This would be the best, the optimal thing to do. How do we do that? Let’s try a few numbers.. 12 metres times 3 metres gives an area of 36 square metres. The perimeter is then 12 plus 3 plus 12 plus 3, equals 30 metres.
But with 9 metres in length, a width of 4 metres is needed to get an area of 36 square meters. So the perimeter is then 9 plus 4 plus 9 plus 4, equals 26 metres. That’s a smaller perimeter, a more optimal result. How can we know when we get the best result, the smallest perimeter? To find out, we use letters, variables, for the length and the width.
If the length of the greenhouse is x and the width is y, then the formula for the area is: x times y. Maria wants a greenhouse that is exactly 36 square metres. She wants to constrain the area to this. x times y equals 36 is then the constraint equation. The perimeter is x plus y plus x plus y, equals 2x plus 2y.
Maria’s desired, optimal, result is to minimize the perimeter. The formula for the perimeter is the optimization equation. We use two unknown values, x and y, to calculate the perimeter. But it would be easier if we only had one unknown value. The formula can be changed so that it only contains one unknown value.
Let’s choose x, the length. Now back to the constraint equation: x times y equals 36 Divide both sides of the equation by x. y is then 36 divided by x. Then we replace y in the optimization equation with 36 divided by x.
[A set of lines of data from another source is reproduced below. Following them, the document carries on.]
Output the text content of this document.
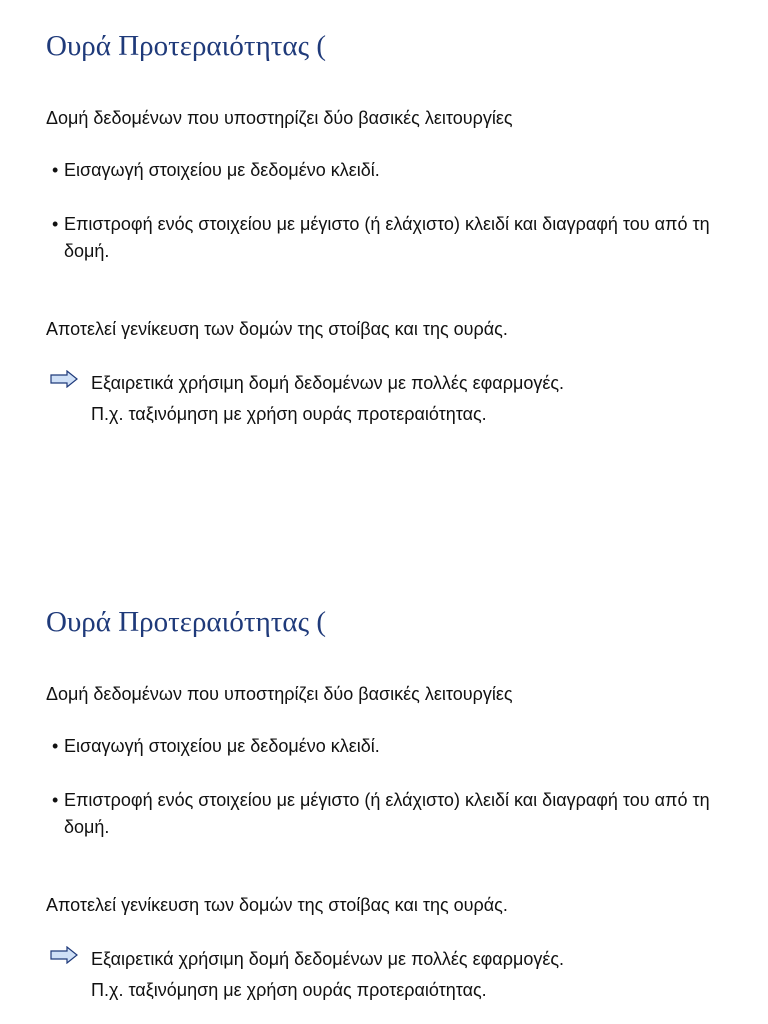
Ουρά Προτεραιότητας (
Δομή δεδομένων που υποστηρίζει δύο βασικές λειτουργίες
• Εισαγωγή στοιχείου με δεδομένο κλειδί.
• Επιστροφή ενός στοιχείου με μέγιστο (ή ελάχιστο) κλειδί και διαγραφή του από τη δομή.
Αποτελεί γενίκευση των δομών της στοίβας και της ουράς.
Εξαιρετικά χρήσιμη δομή δεδομένων με πολλές εφαρμογές.
Π.χ. ταξινόμηση με χρήση ουράς προτεραιότητας.
Ουρά Προτεραιότητας (
Δομή δεδομένων που υποστηρίζει δύο βασικές λειτουργίες
• Εισαγωγή στοιχείου με δεδομένο κλειδί.
• Επιστροφή ενός στοιχείου με μέγιστο (ή ελάχιστο) κλειδί και διαγραφή του από τη δομή.
Αποτελεί γενίκευση των δομών της στοίβας και της ουράς.
Εξαιρετικά χρήσιμη δομή δεδομένων με πολλές εφαρμογές.
Π.χ. ταξινόμηση με χρήση ουράς προτεραιότητας.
The perimeter is 2x plus 2y equals 2x plus 2 times 36 divided by x and 2 times 36 is 72.
Pause the video and check that’s correct. Now let’s make a table where we enter different values of the length of the greenhouse, x, and see what we get for the perimeter. In the first column, A, we enter the x-value. In the next column, B, we enter the formula for the perimeter: 2x plus 72 divided by x. The cheapest glass panes Maria has found have a width of 1 metre.
So let’s increase x by 1 each time in column A. If x equals 1, the perimeter is 2 times 1, plus 72 divided by 1, equals 74. Then we increase x to 2 and calculate the perimeter again. We see that the perimeter decreases as x increases. But when x becomes 7, the perimeter begins to increase.
Of all the values of x we examined, we get the smallest perimeter when x equals 6. Then the width, y, equals 36 divided by 6, which is 6. If Maria builds a greenhouse with a length of 6 metres and a width of 6 metres, she gets 36 square metres. The greenhouse should have the shape of a square. This will give the smallest perimeter, the optimal result for Maria.